Massasoit: A Story of the Indians of New England - Alma H. Burton




The Puritans

Besides the Pilgrims, who had set up a church of their own, there were many people in England called Puritans, who still belonged to the Established Church, but did not wish to conform to all its ceremonies.

So these, too, dared the dangers of the sea, and sought homes in America.

They planted towns along the curving shores of Massachusetts Bay, and on a peninsula of three low-browed hills, held to the coast by a narrow neck of marshland, they laid out the capital city of Boston, with John Winthrop 88 governor.

They had brought cattle, horses, plows, machinery, seeds, fruit-trees and all needful things to develop the new country.

And soon Salem, Charlestown, Dorchester, Watertown, Roxbury, Lynn and other little Puritan towns, sent delegates to Boston to make laws for the commonweal of all.

Hunger, disease and death visited/the settlements; but the brave pioneers built their houses and mills, planted vineyards and orchards, and marched straight on in the paths where duty seemed to lead them.

They made peace with the Indians. Chickatabit; chief of the Massachusetts, who paid tribute to Massasoit, visited Governor Winthrop, accompanied by his bravest warriors and their wives, to make a treaty of alliance against the hostle Tarratines of Maine.

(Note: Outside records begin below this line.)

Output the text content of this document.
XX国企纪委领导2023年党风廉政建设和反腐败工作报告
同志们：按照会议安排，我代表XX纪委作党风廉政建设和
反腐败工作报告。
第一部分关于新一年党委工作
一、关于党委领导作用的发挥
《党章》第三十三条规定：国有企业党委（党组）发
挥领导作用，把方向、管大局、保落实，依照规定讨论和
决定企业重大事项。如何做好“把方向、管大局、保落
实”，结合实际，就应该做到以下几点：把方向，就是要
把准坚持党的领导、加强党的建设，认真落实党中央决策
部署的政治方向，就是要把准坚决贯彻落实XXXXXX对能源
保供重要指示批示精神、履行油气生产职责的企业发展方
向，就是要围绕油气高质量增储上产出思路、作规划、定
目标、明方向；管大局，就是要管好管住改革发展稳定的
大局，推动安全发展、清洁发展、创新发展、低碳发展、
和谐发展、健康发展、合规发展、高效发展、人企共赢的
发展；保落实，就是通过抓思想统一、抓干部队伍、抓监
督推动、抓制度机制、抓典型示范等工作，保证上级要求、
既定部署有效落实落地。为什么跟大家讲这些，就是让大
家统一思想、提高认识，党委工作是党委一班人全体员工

But the very next year, a hundred Tarratine braves paddled up the Merrimac under cover of the night, fell upon a village of the Massachusetts Indians, and killed several before they were frightened away by the alarm of the English guns.

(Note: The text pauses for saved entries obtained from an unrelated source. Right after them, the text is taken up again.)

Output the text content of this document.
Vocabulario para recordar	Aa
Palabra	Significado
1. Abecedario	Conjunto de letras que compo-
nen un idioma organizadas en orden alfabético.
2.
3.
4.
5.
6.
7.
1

An embassy from the Mohegans on the Connecticut river, came to beg that a settlement be made on their beautiful river.

Then Miantonomo, of the great nation of the Narragansetts, came in state to Boston to form an alliance with Winthrop.

The governor received him in his own home and dined with him, which pleased him greatly. Miantonomo went to meeting, and while he was listening to the long sermon and noting how the white men worshiped, three of his warriors broke into a dwelling and stole several articles.

It was a difficult matter to induce the chief to whip the culprits, and very soon after there were rumors that the Narragansetts were plotting mischief.

Now there was very little cause for the Indians to make trouble with the colonies of New England.

All the land upon which they settled had been bought, and the Massachusetts Bay Company had written to the governor, "We pray you to be careful that there be none in our precincts permitted to do any injury in the least kind to the heathen people." Of course, some of the traders were dishonest.

Even the wide ocean could not keep all the rascals from this new world.

Some way or other, the chaff would come over with the wheat in the grain bags; and the wicked found a berth with the good on every ship; but the laws of the colonies were very severe against those doing wrong to the Indians.

In the colonial records is written: "It is agreed that Sir Richard Saltonstall shall give Indian John a hogshead of corn for the hurt his cattle did him in the corn."

Another Englishman was ordered to be severely whipped for theft upon the Indians, branded with a hot iron, and then banished.

When smallpox ravaged the natives, the Pilgrims of Plymouth were much afraid of the infection. But hearing the pitiful cries of the sufferers, they brought wood and water, and cooked food for them while they lived, and buried them decently when they died. But there was always a feeling of distrust between the two races that now dwelt together in the Land of the Bays. No doubt, the Indians dimly realized that the white men were crowding them out of their hunting-grounds.

The old familiar sounds of the forests were hushed by the lowing of cattle, the bleating of sheep and the sharp neighing of the strange horses.

The forests were being cut down and the streams dammed up.

They gazed with astonishment at the plowman who tore up more ground in a day than their clamshells could scrape up in a month. They looked with awe on the windmills, as they whisked around in the air, biting the corn into meal.

And while they wondered over the many inventions, and gazed wistfully at the strange things they could not understand, there must have been some who were wise enough to see how it all would end.